Published On: Fri, Sep 22nd, 2017

From top tourist attraction to desolate disaster area

Beach chair and destructed chalets Club Orient sep 21 2017 HH

By Hilbert Haar

ORIENT BAY – With 95 percent of the island destroyed it comes as no surprise that one of the island’s top touristic attractions Orient Beach on the French side is also obliterated. There is literally nothing left.

All the new stores the Collectivité only recently built near the nudist resort Club Orient at a cost of several millions of euros have been wiped off the face of the earth. The place is deserted. A few purple chairs are standing forlorn on a tiled floor but the store that was once there, is no more. Or maybe it was a small restaurant, or a beach bar.

One of the destructed beach stores at Orient Beach. Photo Today / Hilbert Haar

The structures have been ripped apart like cardboard and closer inspection of the remains show that these buildings were not made to withstand any hurricane. The walls consisted of wooden beams, on the inside closed off with cheap boards of compressed wood fibers and on the outside with thin wooden slats, held together with tiny nails. This was an accident waiting to happen.

Detail of the poor construction of the tourist stores the Collectivité built on Orient Beach. Photo Today / Hilbert Haar

Turning from this disaster area towards Club Orient there once was Pedro’s a popular hangout for drink and dance near the beach, especially in the weekends. Now there is nothing, with the exception of a part of the toilet building. The wall behind Pedro’s that separated the road from the Club Orient property has completely collapsed.

The damaged toilet building is all that is left of the popular hangout Pedro’s. Photo Today / Hilbert Haar

And while the destruction of the stores, the little beach bars and Pedro’s is a drama all onto itself, the destruction at Club Orient right next to it is of an unprecedented magnitude. This is where wealthy Americans used to spend their time to escape the brutal winters at home.

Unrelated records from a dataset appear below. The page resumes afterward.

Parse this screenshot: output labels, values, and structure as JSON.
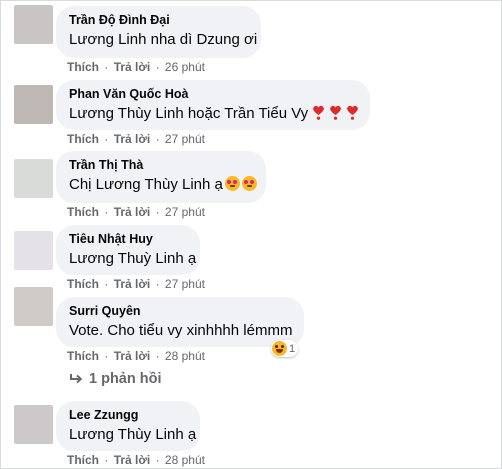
{
  "comments": [
    {
      "author": "Trần Độ Đình Đại",
      "text": "Lương Linh nha dì Dzung ơi",
      "like": "Thích",
      "reply": "Trả lời",
      "dot": "·",
      "time": "26 phút",
      "avatar_color": "#c9c5c4"
    },
    {
      "author": "Phan Văn Quốc Hoà",
      "text": "Lương Thùy Linh hoặc Trần Tiểu Vy",
      "emoji": [
        "heart-exclamation-icon",
        "heart-exclamation-icon",
        "heart-exclamation-icon"
      ],
      "like": "Thích",
      "reply": "Trả lời",
      "dot": "·",
      "time": "27 phút",
      "avatar_color": "#bdb8b4"
    },
    {
      "author": "Trần Thị Thà",
      "text": "Chị Lương Thùy Linh ạ",
      "emoji": [
        "smiling-face-with-hearts-icon",
        "smiling-face-with-hearts-icon"
      ],
      "like": "Thích",
      "reply": "Trả lời",
      "dot": "·",
      "time": "27 phút",
      "avatar_color": "#d9dbd8"
    },
    {
      "author": "Tiêu Nhật Huy",
      "text": "Lương Thuỳ Linh ạ",
      "like": "Thích",
      "reply": "Trả lời",
      "dot": "·",
      "time": "27 phút",
      "avatar_color": "#e4e2e8"
    },
    {
      "author": "Surri Quyên",
      "text": "Vote. Cho tiểu vy xinhhhh lémmm",
      "like": "Thích",
      "reply": "Trả lời",
      "dot": "·",
      "time": "28 phút",
      "avatar_color": "#cfcbc8",
      "reaction": {
        "icon": "laughing-face-icon",
        "count": "1"
      }
    },
    {
      "author": "Lee Zzungg",
      "text": "Lương Thùy Linh ạ",
      "like": "Thích",
      "reply": "Trả lời",
      "dot": "·",
      "time": "28 phút",
      "avatar_color": "#cdc8c9"
    }
  ],
  "replies_link": {
    "label": "1 phản hồi",
    "icon": "reply-arrow-icon"
  },
  "colors": {
    "bubble": "#f0f2f5",
    "meta": "#65676b",
    "text": "#050505",
    "heart": "#e02a2a"
  }
}
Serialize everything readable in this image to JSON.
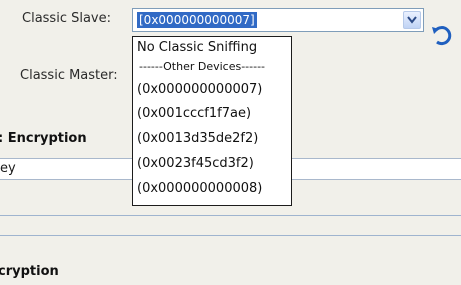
{
  "classic_slave": {
    "label": "Classic Slave:",
    "value": "[0x000000000007]"
  },
  "classic_master": {
    "label": "Classic Master:"
  },
  "dropdown": {
    "options": [
      "No Classic Sniffing",
      "------Other Devices------",
      "(0x000000000007)",
      "(0x001cccf1f7ae)",
      "(0x0013d35de2f2)",
      "(0x0023f45cd3f2)",
      "(0x000000000008)"
    ]
  },
  "sections": {
    "encryption_heading": ": Encryption",
    "key_text": "ey",
    "encryption_heading_2": "cryption"
  },
  "icons": {
    "refresh": "refresh-icon",
    "combo_arrow": "chevron-down-icon"
  },
  "colors": {
    "selection": "#316ac5",
    "refresh_icon": "#1f5fbf"
  }
}
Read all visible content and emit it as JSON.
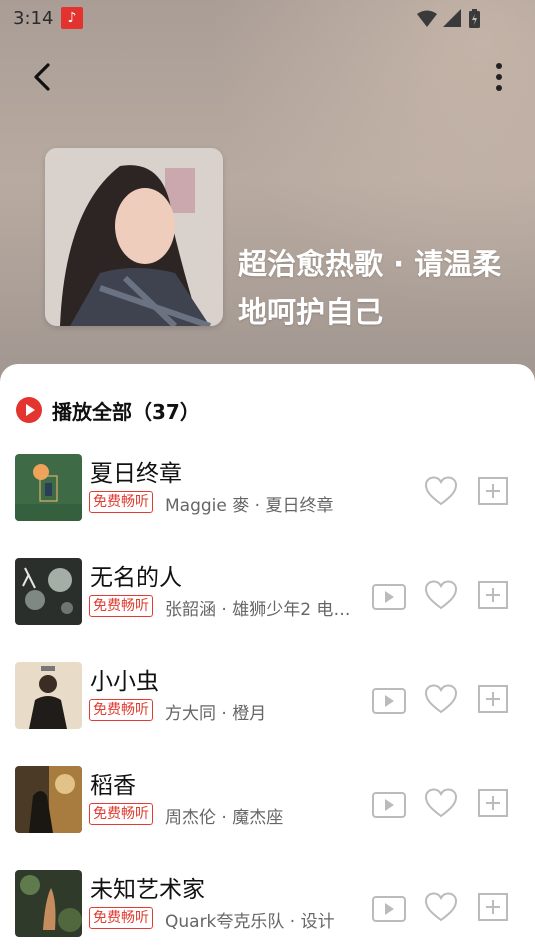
{
  "status_bar": {
    "time": "3:14",
    "badge": "♪"
  },
  "playlist": {
    "title": "超治愈热歌 · 请温柔地呵护自己"
  },
  "play_all": {
    "label": "播放全部（37）"
  },
  "songs": [
    {
      "title": "夏日终章",
      "badge": "免费畅听",
      "sub": "Maggie 麥 · 夏日终章",
      "has_mv": false
    },
    {
      "title": "无名的人",
      "badge": "免费畅听",
      "sub": "张韶涵 · 雄狮少年2 电影…",
      "has_mv": true
    },
    {
      "title": "小小虫",
      "badge": "免费畅听",
      "sub": "方大同 · 橙月",
      "has_mv": true
    },
    {
      "title": "稻香",
      "badge": "免费畅听",
      "sub": "周杰伦 · 魔杰座",
      "has_mv": true
    },
    {
      "title": "未知艺术家",
      "badge": "免费畅听",
      "sub": "Quark夸克乐队 · 设计",
      "has_mv": true
    }
  ],
  "colors": {
    "accent": "#e03c31",
    "header_bg": "#b8aaa0"
  }
}
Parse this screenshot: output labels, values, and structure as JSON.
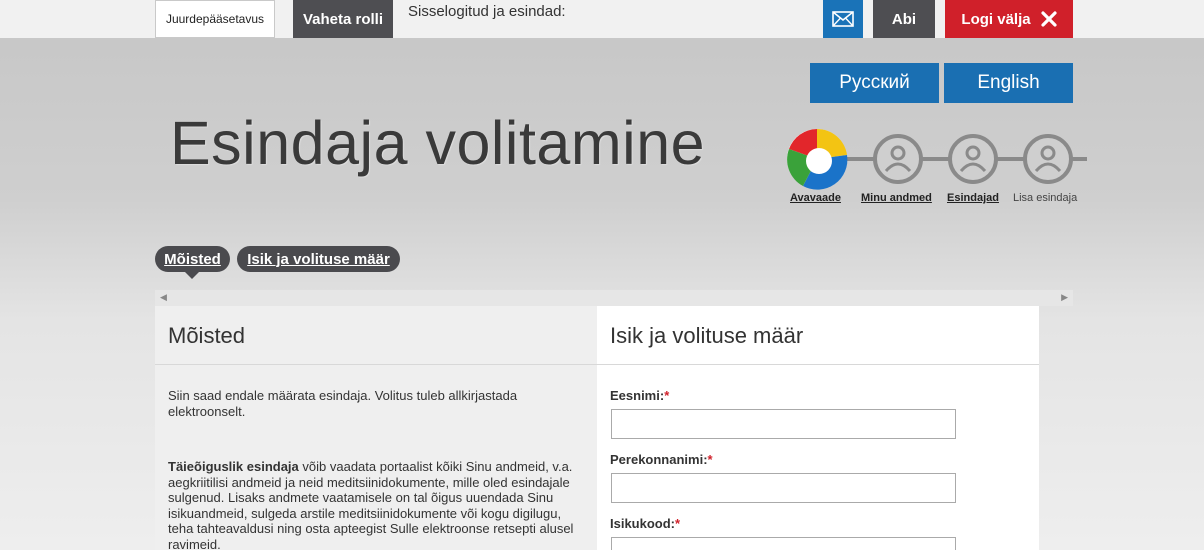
{
  "topbar": {
    "accessibility_label": "Juurdepääsetavus",
    "switch_role_label": "Vaheta rolli",
    "logged_in_label": "Sisselogitud ja esindad:",
    "help_label": "Abi",
    "logout_label": "Logi välja"
  },
  "languages": {
    "russian": "Русский",
    "english": "English"
  },
  "page": {
    "title": "Esindaja volitamine"
  },
  "steps": [
    {
      "label": "Avavaade"
    },
    {
      "label": "Minu andmed"
    },
    {
      "label": "Esindajad"
    },
    {
      "label": "Lisa esindaja"
    }
  ],
  "tabs": [
    {
      "label": "Mõisted"
    },
    {
      "label": "Isik ja volituse määr"
    }
  ],
  "left_panel": {
    "title": "Mõisted",
    "intro": "Siin saad endale määrata esindaja. Volitus tuleb allkirjastada elektroonselt.",
    "desc_bold": "Täieõiguslik esindaja",
    "desc_rest": " võib vaadata portaalist kõiki Sinu andmeid, v.a. aegkriitilisi andmeid ja neid meditsiinidokumente, mille oled esindajale sulgenud. Lisaks andmete vaatamisele on tal õigus uuendada Sinu isikuandmeid, sulgeda arstile meditsiinidokumente või kogu digilugu, teha tahteavaldusi ning osta apteegist Sulle elektroonse retsepti alusel ravimeid."
  },
  "right_panel": {
    "title": "Isik ja volituse määr",
    "fields": [
      {
        "label": "Eesnimi:",
        "required_mark": "*",
        "value": ""
      },
      {
        "label": "Perekonnanimi:",
        "required_mark": "*",
        "value": ""
      },
      {
        "label": "Isikukood:",
        "required_mark": "*",
        "value": ""
      }
    ]
  },
  "colors": {
    "blue": "#1a6fb2",
    "red": "#d0202a",
    "dark": "#4e4e52"
  }
}
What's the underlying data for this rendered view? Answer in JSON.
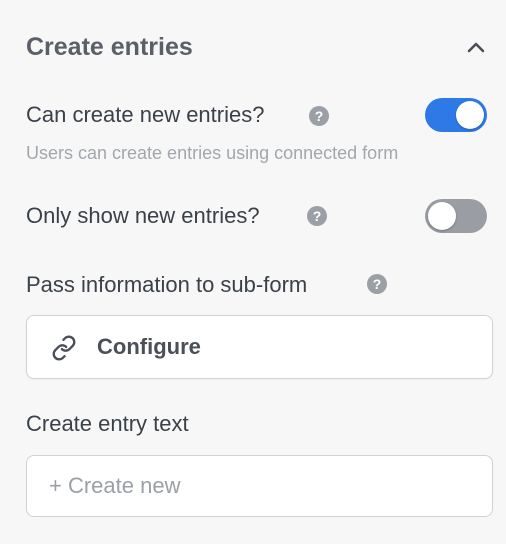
{
  "section": {
    "title": "Create entries",
    "collapse_icon": "chevron-up-icon"
  },
  "can_create": {
    "label": "Can create new entries?",
    "help_icon": "question-icon",
    "help_glyph": "?",
    "toggle_state": "on",
    "hint": "Users can create entries using connected form"
  },
  "only_show_new": {
    "label": "Only show new entries?",
    "help_icon": "question-icon",
    "help_glyph": "?",
    "toggle_state": "off"
  },
  "pass_info": {
    "label": "Pass information to sub-form",
    "help_icon": "question-icon",
    "help_glyph": "?",
    "button_icon": "link-icon",
    "button_label": "Configure"
  },
  "entry_text": {
    "label": "Create entry text",
    "placeholder": "+ Create new",
    "value": ""
  },
  "colors": {
    "toggle_on": "#2d7ae6",
    "toggle_off": "#9a9ea4",
    "background": "#f7f7f8"
  }
}
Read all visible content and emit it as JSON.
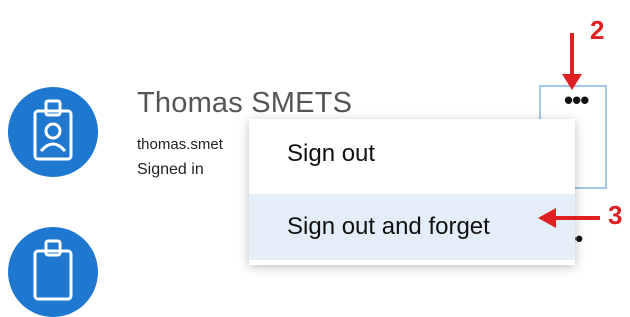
{
  "accounts": [
    {
      "name": "Thomas SMETS",
      "email": "thomas.smet",
      "status": "Signed in",
      "avatar_icon": "id-badge-icon",
      "avatar_color": "#1f78d0"
    },
    {
      "name": "",
      "avatar_icon": "id-badge-icon",
      "avatar_color": "#1f78d0"
    }
  ],
  "more_button": {
    "icon": "more-options-icon",
    "glyph": "•••"
  },
  "context_menu": {
    "items": [
      "Sign out",
      "Sign out and forget"
    ]
  },
  "annotations": {
    "step2": "2",
    "step3": "3",
    "color": "#e02020"
  }
}
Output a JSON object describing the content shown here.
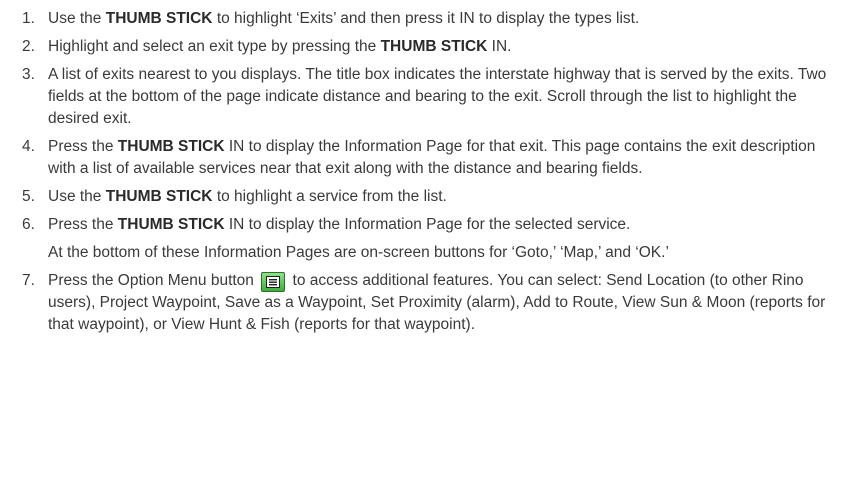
{
  "steps": [
    {
      "num": "1.",
      "parts": [
        "Use the ",
        "THUMB STICK",
        " to highlight ‘Exits’ and then press it IN to display the types list."
      ]
    },
    {
      "num": "2.",
      "parts": [
        "Highlight and select an exit type by pressing the ",
        "THUMB STICK",
        " IN."
      ]
    },
    {
      "num": "3.",
      "text": "A list of exits nearest to you displays. The title box indicates the interstate highway that is served by the exits. Two fields at the bottom of the page indicate distance and bearing to the exit. Scroll through the list to highlight the desired exit."
    },
    {
      "num": "4.",
      "parts": [
        "Press the ",
        "THUMB STICK",
        " IN to display the Information Page for that exit. This page contains the exit description with a list of available services near that exit along with the distance and bearing fields."
      ]
    },
    {
      "num": "5.",
      "parts": [
        "Use the ",
        "THUMB STICK",
        " to highlight a service from the list."
      ]
    },
    {
      "num": "6.",
      "parts": [
        "Press the ",
        "THUMB STICK",
        " IN to display the Information Page for the selected service."
      ],
      "note": "At the bottom of these Information Pages are on-screen buttons for ‘Goto,’ ‘Map,’ and ‘OK.’"
    },
    {
      "num": "7.",
      "parts": [
        "Press the Option Menu button ",
        " to access additional features. You can select: Send Location (to other Rino users), Project Waypoint, Save as a Waypoint, Set Proximity (alarm), Add to Route, View Sun & Moon (reports for that waypoint), or View Hunt & Fish (reports for that waypoint)."
      ]
    }
  ],
  "icons": {
    "option_menu": "option-menu-icon"
  },
  "colors": {
    "text": "#3a3a3a",
    "menu_button": "#4fbf4c"
  }
}
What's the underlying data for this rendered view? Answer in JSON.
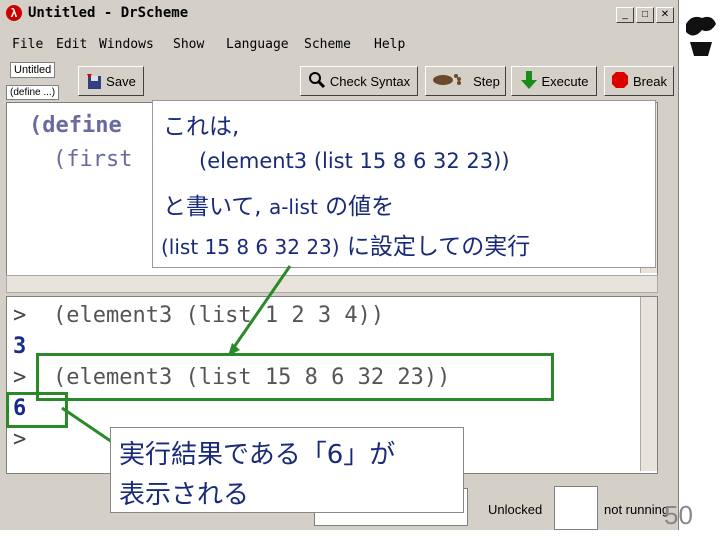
{
  "window": {
    "title": "Untitled - DrScheme",
    "logo_glyph": "λ",
    "min_glyph": "_",
    "max_glyph": "□",
    "close_glyph": "✕"
  },
  "menu": [
    "File",
    "Edit",
    "Windows",
    "Show",
    "Language",
    "Scheme",
    "Help"
  ],
  "doc": {
    "name_button": "Untitled",
    "define_popup": "(define ...)"
  },
  "toolbar": {
    "save": "Save",
    "check_syntax": "Check Syntax",
    "step": "Step",
    "execute": "Execute",
    "break": "Break"
  },
  "editor": {
    "line1_kw": "(define",
    "line2": "(first"
  },
  "callout": {
    "line1": "これは,",
    "line2": "(element3 (list 15 8 6 32 23))",
    "line3_a": "と書いて,",
    "line3_b": "a-list",
    "line3_c": "の値を",
    "line4_a": "(list 15 8 6 32 23)",
    "line4_b": "に設定しての実行"
  },
  "repl": {
    "prompt": ">",
    "expr1": "(element3 (list 1 2 3 4))",
    "res1": "3",
    "expr2": "(element3 (list 15 8 6 32 23))",
    "res2": "6"
  },
  "callout2": {
    "line1": "実行結果である「6」が",
    "line2": "表示される"
  },
  "status": {
    "locked": "Unlocked",
    "running": "not running"
  },
  "slide_number": "50",
  "colors": {
    "callout_text": "#1a2a7a",
    "highlight": "#2a8a2a",
    "arrow": "#2a8a2a"
  }
}
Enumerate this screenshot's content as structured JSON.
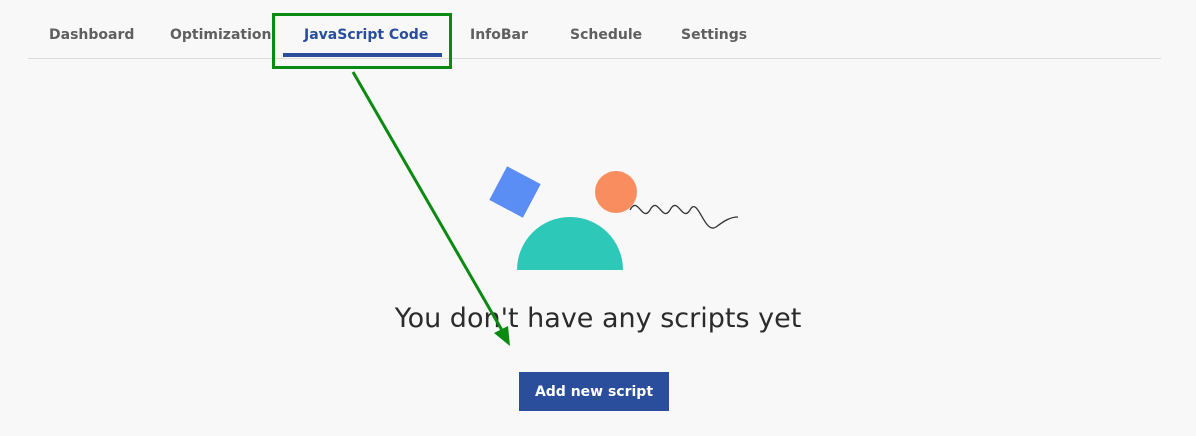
{
  "tabs": [
    {
      "label": "Dashboard",
      "active": false
    },
    {
      "label": "Optimization",
      "active": false
    },
    {
      "label": "JavaScript Code",
      "active": true
    },
    {
      "label": "InfoBar",
      "active": false
    },
    {
      "label": "Schedule",
      "active": false
    },
    {
      "label": "Settings",
      "active": false
    }
  ],
  "empty_state": {
    "message": "You don't have any scripts yet",
    "add_button_label": "Add new script"
  },
  "colors": {
    "accent": "#2a4e9c",
    "annotation_green": "#0a8a10",
    "square_blue": "#5b8ef5",
    "circle_orange": "#f98d5f",
    "semicircle_teal": "#2ec8b9"
  },
  "icons": [
    "empty-state-illustration"
  ]
}
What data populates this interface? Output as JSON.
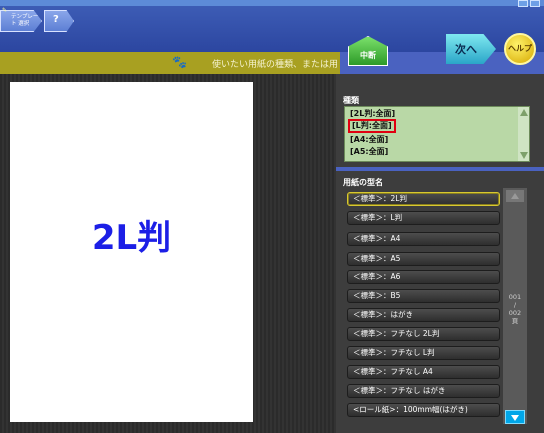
{
  "toolbar": {
    "template_label": "テンプレート 選択",
    "help_q_label": "?",
    "cancel_label": "中断",
    "next_label": "次へ",
    "help_label": "ヘルプ"
  },
  "instruction": "使いたい用紙の種類、または用",
  "type_section": {
    "title": "種類",
    "items": [
      "[2L判:全面]",
      "[L判:全面]",
      "[A4:全面]",
      "[A5:全面]"
    ],
    "selected_index": 1
  },
  "model_section": {
    "title": "用紙の型名",
    "items": [
      "＜標準＞：2L判",
      "＜標準＞：L判",
      "＜標準＞：A4",
      "＜標準＞：A5",
      "＜標準＞：A6",
      "＜標準＞：B5",
      "＜標準＞：はがき",
      "＜標準＞：フチなし 2L判",
      "＜標準＞：フチなし L判",
      "＜標準＞：フチなし A4",
      "＜標準＞：フチなし はがき",
      "<ロール紙>：100mm幅(はがき)"
    ],
    "active_index": 0,
    "page_current": "001",
    "page_sep": "/",
    "page_total": "002",
    "page_unit": "頁"
  },
  "preview": {
    "label": "2L判"
  },
  "colors": {
    "accent": "#4a62c0",
    "strip": "#a8a021",
    "list_bg": "#b9d8a6",
    "selection": "#e00010"
  }
}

The property’s main shareholder, Bostonian Bob Morrison, is reportedly ailing and it is doubtful that rebuilding Club Orient is high on his current to-do list.

Chalet #52 at Club Orient. Photo Today / Hilbert Haar

The charming chalets that bordered on the beach are ruins. The Perch Bar, where Club O-guests used to queue during the daily happy hour is no more. The space between the waterline and the nearest buildings – or what remains of them – is now somewhere between 40 and 50 meters. Before Hurricane Irma, the width of the beach was at best ten to twelve meters.

Towards the end of the property is Papagayo, Club O’s restaurant. The chalets that stood right next to it were thought to be among the strongest structures but they too were no match for the wrath of Irma. All that is left of these places is a pile of rubble. On the beach there is one remaining beach chair, but there are no takers these days.

Structural damage to the Papagayo restaurant at Club Orient. Photo Today / Hilbert Haar

The Papagayo building is still standing – somewhat – but it has clear structural damages. All that is left on the floor of the deserted building is an unopened bottle of Heering cherry liquor.

The watersport building at the end of the beach has completely disappeared.

There is nobody to talk to here; there is no security because there is nothing left to secure; there are no looters either because there is nothing to loot. The resort was this summer still a center for the ultimate relaxation – Leave It All Behind was once its marketing slogan – but these days only a feeling of intense sadness and irreparable loss remains. A Dutchman called Brink built the resort in 1978 – that’s 39 years ago. Now it would not surprise anybody if the current main shareholder, Bob Morrison, would leave it all behind.

Is there then nothing left at all on the beach? The short answer is no; a visit to Orient Village confirms this in a more elaborate way.

All the beach bars and restaurants are gone. There is absolutely nothing left. Bikini Beach, Waikiki, Coconut Beach, Kontiki and all the others are gone.

From  an optimistic point of view one could argue that Orient is now a pristine beach, but it does not look like a place tourists would  appreciate.

No more entertainment for the time being at the village square in Orient Village. Photo Today / Hilbert Haar

The village square with its quaint little restaurants and bars has also fallen victim to Hurricane Irma. On the main road leading into the village, a lone excavator operator is tackling a huge pile of debris – a familiar sight all around the island these days. A little boy and a young girl pass by on their bicycles, seemingly oblivious to the destruction around them.

Two kids cycle past debris piled high up in the center of Orient Village. Photo Today / Hilbert Haar

At the end of the main road there is a pile of other Irma-victims: palm trees, unceremoniously cut to pieces.

On the beach there is the first sense of security – a detachment of French military with two huge trucks, a large tent and a bunch of generators.

Military presence Orient Beach sep 21 2017 HH

There are just two structures still standing further towards the other end of the beach: the remains of The Palms and Boo Boo Jam, a place that burned down a couple of years ago; the ruins of Boo Boo Jam got a fresh coat of paint not too long ago and there was again some entertainment going  during the weekends.

It is de only place to go to, once people have put all this misery behind them. In that sense, Boo Boo Jam is in a better shape than its neighbor, the Mont Vernon Residence, a former hotel that a creative survivor aptly dubbed Mont Vernot – in large blue letters on what is left of the wooden deck around its once so attractive swimming pool.